Trois décennies d'amour cerné / Le sida n'est pas mort
Scène

Trois décennies d’amour cerné / Le sida n’est pas mort

Finie, la crainte perpétuelle du sida? Pas vraiment, pense le chorégraphe français Thomas Lebrun (directeur du Centre chorégraphique national de Tours). Dans Trois décennies d’amour cerné, il explore l’angoisse du VIH en 3 solos, un duo et autant d’états de corps. Entrevue.

Anthony Cazaux est le premier à fouler la scène de l’Agora de la danse pour le premier solo de ce spectacle en 4 temps. Danseur «tonique», à la «physicalité puissante», il se lance dans un solo qui explore «la notion du risque». «C’est un spectacle qui s’attarde à explorer comment la maladie a transformé les rapports amoureux et sexuels, explique Thomas Lebrun.  Le sida est apparu quand j’avais 7 ans et j’ai donc vécu les débuts de ma vie sexuelle dans une certaine crainte. Le solo d’Anthony, toutefois, montre que le risque de l’amour était tout de même embrassé, parfois même le risque était célébré, dans certains courants homosexuels où les pratiques sexuelles risquées étaient à la mode.»

Suivra un duo sur la peur, exécuté par Raphaël Cottin et Anne-Emmanuelle Deroo : une suite de mouvements vers l’autre qui seront interrompus et hachurés par la crainte. «Plus le spectacle avance, dit Lebrun, et plus il se modèle à l’évolution de la maladie dans la société, montrant ce duo hétéro aux prises avec des difficultés à s’étreindre et à s’abandonner à l’autre. Puis on va vers le doute, dans un solo torturé d’Anne-Sophie Lancelin, où elle explore le sentiment d’incertitude qui arrive après l’acte sexuel, lorsqu’on ne sait pas si on a été contaminé ou non. Je boucle la boucle avec un solo de solitude, qui correspond à la solitude de l’abstinence ou à la solitude du partenaire perdu parce que décimé par la maladie.»
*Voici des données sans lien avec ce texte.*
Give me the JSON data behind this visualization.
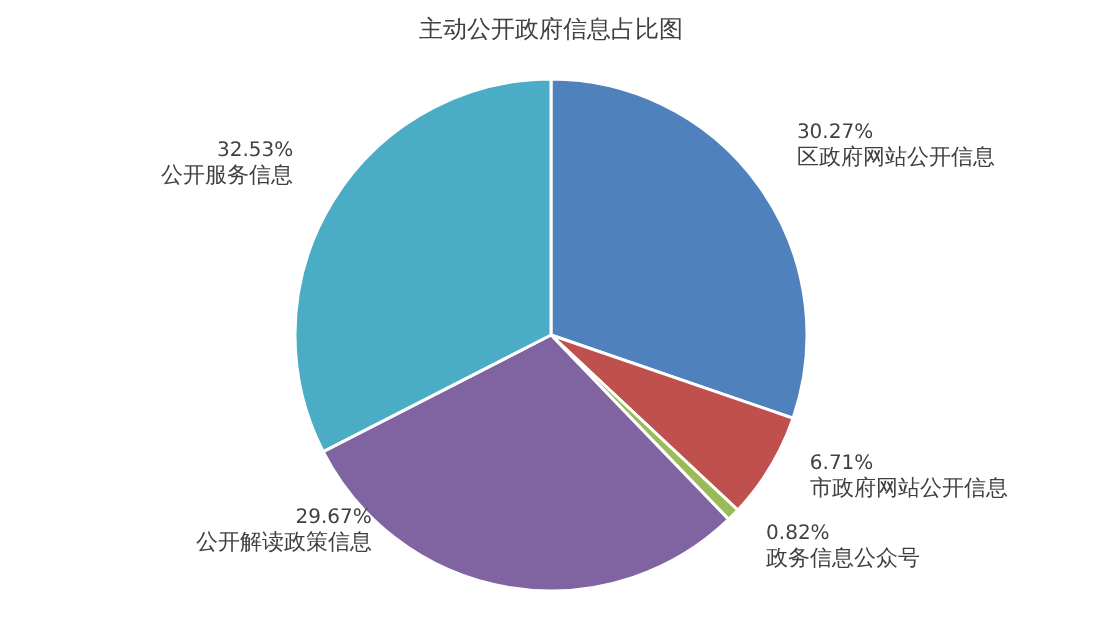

5 danseurs aux corps et aux énergies différentes, pour porter différents regards, différentes perspectives sur le sujet. «On croit aujourd’hui qu’on n’en meurt plus, que la tri-thérapie a tout changé et que le sida ne devrait plus être source d’inquiétude.  Mais c’est faux. Je pense qu’il faut continuer à s’intéresser au sida et qu’il faut décliner le sujet dans toutes ses dimensions.»

Dans un spectacle très cadencé, «avec un tempo régulier qui agit comme un accent d’insistance», Thomas Lebrun évoque aussi la maladie à travers une musique pop revisitée, «qui permet de traverser les décennies et mesurer l’évolution de la maladie dans un jeu d’écho avec la culture pop.» «Ce sont des airs connus des années 1980 et 1990, précise-t-il, et qui sont repris par des groupes d’aujourd’hui, ainsi répercutés dans l’ici-maintenant. Par exemple, on entendra A wonderful life repris par Smith and Burrows. Mais aussi des reprises par Anne Clark, Patti Smith, ou même Anthony and the Johnsons qui reprend une chanson de Beyoncé.»

Connu pour écrire une danse «ciselée» et «très écrite», mais aussi «théâtrale», Thomas Lebrun en est à son premier passage sur une scène montréalaise.